Match Quality
The NBA executive turned venture capitalist, Sam Hinkie, was asked how he thought about shaping his career path. “The way I thought about it,” Hinkie said, “was: ‘Could you design a world where you get leverage on seeing around the bend a little bit…and where patience and temperament are rewarded?’” Those things mattered to him, he said, “because, by nature, I think in decades, and I have a steady temperament. So, Hinkie thought, “Can you get to a place where there is leverage on that kind of thinking, where that kind of steady temperament is rewarded?’”
Hinkie is describing what is known in economics as “match quality”—the degree of alignment between the traits of a profession and the traits of a person. Match quality—that is the theme of this SIX at 6…
Play To Your Anatomical Strengths
When the musicians John Mayer and Cory Wong got together to jam, Wong showed Mayer this new strumming angle he was working on. As someone who knows very little about the guitar, I can only describe what Wong played as “fast.” “Could you keep doing that all day?” Mayer asks. “You could keep doing that all day, right?” Yes, Wong says. “Amazing,” Mayer says. “Here’s what I want to talk about. I watched you play a bunch online.” As Mayer watched videos of Wong, he said, he watched Wong’s right hand—his strumming hand. “You have an anatomy thing working for you with your right hand,” Mayer said. “Your right hand is shaped in a way—you have long fingers, very sinewy hands—that allows you to play like that.” Wong’s anatomy and his playing style are completely aligned, Mayer says. “And I wish more players would embrace finding their strengths are anatomically—the way your hand is shaped, the way your mind works, etc.—and play to those strengths.”

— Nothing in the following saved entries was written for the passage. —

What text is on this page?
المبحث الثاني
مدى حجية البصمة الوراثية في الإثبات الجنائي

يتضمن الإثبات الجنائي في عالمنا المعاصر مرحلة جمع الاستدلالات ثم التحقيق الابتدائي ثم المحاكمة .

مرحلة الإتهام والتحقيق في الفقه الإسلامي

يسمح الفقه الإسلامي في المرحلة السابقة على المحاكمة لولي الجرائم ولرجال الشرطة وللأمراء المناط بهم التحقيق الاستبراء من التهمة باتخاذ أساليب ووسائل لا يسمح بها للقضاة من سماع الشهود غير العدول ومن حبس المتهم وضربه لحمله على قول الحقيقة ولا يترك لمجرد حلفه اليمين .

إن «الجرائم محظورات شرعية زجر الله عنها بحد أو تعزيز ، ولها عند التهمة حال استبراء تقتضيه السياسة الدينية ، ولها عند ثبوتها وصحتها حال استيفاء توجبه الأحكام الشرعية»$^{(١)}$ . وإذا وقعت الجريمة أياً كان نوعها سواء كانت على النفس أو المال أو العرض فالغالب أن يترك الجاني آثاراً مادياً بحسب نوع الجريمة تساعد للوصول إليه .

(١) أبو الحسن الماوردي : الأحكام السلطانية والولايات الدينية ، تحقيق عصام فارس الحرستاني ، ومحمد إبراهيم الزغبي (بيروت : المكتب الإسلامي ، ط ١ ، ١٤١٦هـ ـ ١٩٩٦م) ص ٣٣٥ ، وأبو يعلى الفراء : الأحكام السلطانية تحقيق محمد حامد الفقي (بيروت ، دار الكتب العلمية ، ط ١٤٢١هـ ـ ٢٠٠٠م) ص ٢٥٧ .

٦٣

Fit The Style To Who You Are
At an early age, Michael Burry became aware of some of his peculiar personality traits. In particular, his obsessiveness. “His mind had no temperate zone,” Michael Lewis writes in The Big Short. “He was either possessed by a subject or not interested in it at all…when it synced with his interests…[he had] unusual powers of concentration.” One subject that possessed Burry was the stock market. In grade school, he began to read about the market. Pretty quickly he learned about “value investing,” formalized by Benjamin Graham in the 1930s and made famous by Graham’s student, the richest investor in the world, Warren Buffett. Essentially, value investors search for mispriced or misunderstood companies to invest in at a discounted price. Or, they just try to copy Buffett. “The more Burry studied Buffett,” Lewis writes, “the less he thought Buffett could be copied.” To Burry, the lesson of Buffett was to match your investing style to your peculiar personality traits. “If you are going to be a great investor,” Burry said, “you have to fit the style to who you are…At one point I recognized that Warren Buffett, though he had every advantage in learning from Ben Graham, did not copy Ben Graham, but rather set out on his own path, and ran money his way, by his own rules.”
Be True To Your Interests
The music producer Rick Rubin is a voracious consumer of art. He’s constantly listening to music, reading a book, watching a movie, at a museum, or driving around just to look at beautiful architecture. “It’s all I do,” he told screenwriter Brian Koppelman. “But not because it’s my job. It’s like, my job is my job because the person that I am loves to do those things…I try to be as true to my interests as possible.”
Express Your Unique Character
Josh Waitzkin, a chess prodigy, quit playing chess around the age of 18. “I was a naturally creative, aggressive chess player,” Waitzkin explained. “My style was to create chaos on the chessboard, and my strength lay in finding hidden harmonies.” With this style, Waitzkin won the U.S. Junior Chess Championship at the age of 11 and became an International Master at age 16. Then, Waitzkin got a coach who forced him to play like the world champions, Anatoly Karpov and Tigran Petrosian—“the most positional, conservative chess players.” When he was forced to play a style that didn’t align with his natural proclivities, Waitzkin said, “I lost my love for the game.” So Waitzkin quit playing chess, and shortly after, he took up martial arts. He trained for just two years before he won his first national championship in martial arts. Asked if he took anything from chess into the martial arts, Waitzkin said he leaned into his unique physical and mental traits. “And in my observation of competitors in any discipline, this a really fundamental idea,” he said. “Those who succeed at the highest level, I think, basically manifest their unique character through their discipline.”
The Essence of Our Art
“It seems to me,” the puppeteer Jim Henson (The Muppets, Sesame Street, Fraggle Rock, etc.) said, “that each of us expressing our own originality is the essence of our art and professionalism”—whether you’re an NBA executive, a venture capitalist, a music producer, a guitar player, a value investor, a chess player, a martial artist, or a puppeteer.